Variasi Genetik Antar Aksesi Rambutan (Nephelium lappaceum L.) Berdasarkan Penanda Morfologi Daun dan Inter Simple Sequence Repeat
View/ Open
Date
2017Author
Manggabarani, Andi Madihah
Chikawati, Tatik
Hartana, Alex
Metadata
Show full item recordAbstract
Salah satu buah tropis yang masih perlu dikembangkan adalah buah rambutan (Nephelium lappaceum L.). Rambutan berasal dari Indonesia dan Malaysia sehingga keragamannya tinggi di kedua daerah asal tersebut. Tingginya keragaman rambutan disebabkan oleh sifat rambutan yang menyerbuk silang. Variasi yang dijumpai bukan hanya antar jenis tetapi juga antar aksesi rambutan. Beberapa aksesi rambutan telah dikembangkan menjadi kultivar unggul. Hingga saat ini, pembeda antar aksesi rambutan umumnya ditandai menggunakan ciri morfologi buah. Penggunaan ciri buah sebagai penanda kurang efektif karena tanaman rambutan bersifat tahunan dan membutuhkan waktu lebih dari dua tahun untuk menghasilkan buah pertama kali. Oleh karena itu, dibutuhkan ciri lain yang lebih mudah digunakan untuk membedakan antar aksesi rambutan. Penelitian ini bertujuan untuk mengetahui keragaman genetik serta hubungan antar aksesi rambutan di Indonesia menggunakan penanda morfologi daun dan Inter Simple Sequence Repeat (ISSR).
Penelitian dilakukan mulai bulan Maret 2016 hingga Februari 2017. Sampel daun untuk pengamatan morfologi dan molekular diperoleh dari koleksi tanaman rambutan yang berasal dari Kebun Percobaan Cipaku dan Taman Buah Mekar Sari Bogor. Sebanyak 30 aksesi rambutan digunakan sebagai sampel yang terdiri dari 54 pohon untuk pengamatan ciri morfologi daun dan 30 pohon untuk pengamatan molekular. Ciri morfologi daun yang diamati meliputi bentuk bangun daun, jumlah anak daun, ukuran panjang dan lebar, bentuk helaian, ujung, dan bentuk pangkal anak daun. DNA sampel diisolasi menggunakan metode Cetyl Trimethyl Ammonium Bromide (CTAB) dengan beberapa modifikasi. DNA hasil isolasi kemudian diamplifikasi menggunakan enam primer, yang diseleksi dari 31 primer ISSR. Hasil penilaian ciri morfologi daun dan pita DNA disusun dalam bentuk matriks dan digunakan untuk menghitung nilai keserupaan berdasarkan indeks keserupaan Simple Matching dan menyusun dendrogram berdasarkan metode Unweighted Pair Group Method with Arithmetic Mean (UPGMA).
Sebanyak 8 aksesi rambutan menunjukkan ciri daun spesifik yang dapat digunakan sebagai pembeda antar aksesi.

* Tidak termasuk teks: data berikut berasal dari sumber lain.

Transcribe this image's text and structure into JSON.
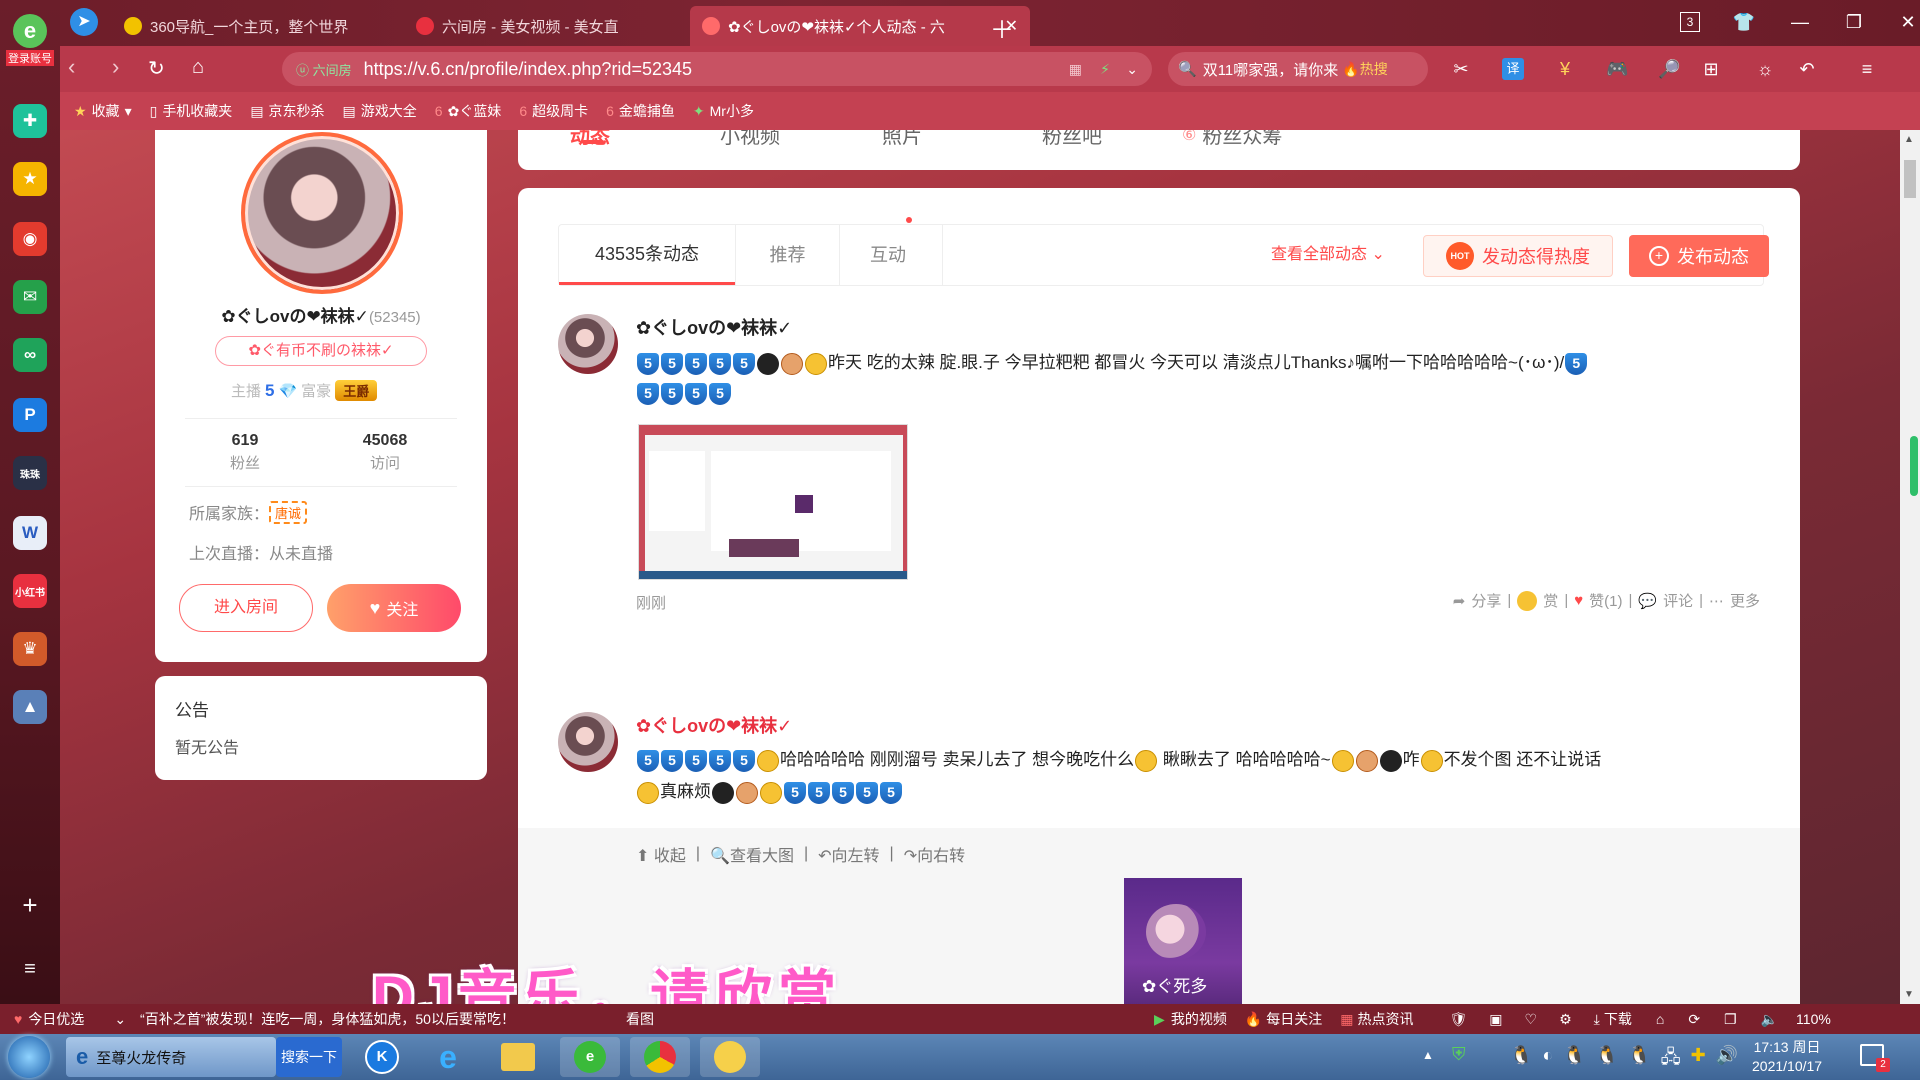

Amplifikasi menggunakan enam primer ISSR menghasilkan 58 pita polimorfik dengan primer ISSR 23 penghasil pita terbanyak. Nilai keserupaan antar aksesi rambutan berdasarkan ciri molekular berkisar antara 48%-93%. Ke-30 aksesi rambutan terbagi menjadi tiga kelompok utama berdasarkan data ISSR. Aksesi Pirba memisah pertama kali dari aksesi lainnya dengan nilai ketidakserupaan 52 %. Beberapa pola pita spesifik ditemukan pada aksesi Pirba menggunakan primer ISSR 1 dan UBC 807. Pengamatan ciri morfologi daun dan ciri molekular menunjukkan variasi yang tinggi pada rambutan. Selain berhasil mendeteksi keragaman antar aksesi rambutan, ciri tersebut juga dapat digunakan sebagai penanda spesifik beberapa aksesi rambutan.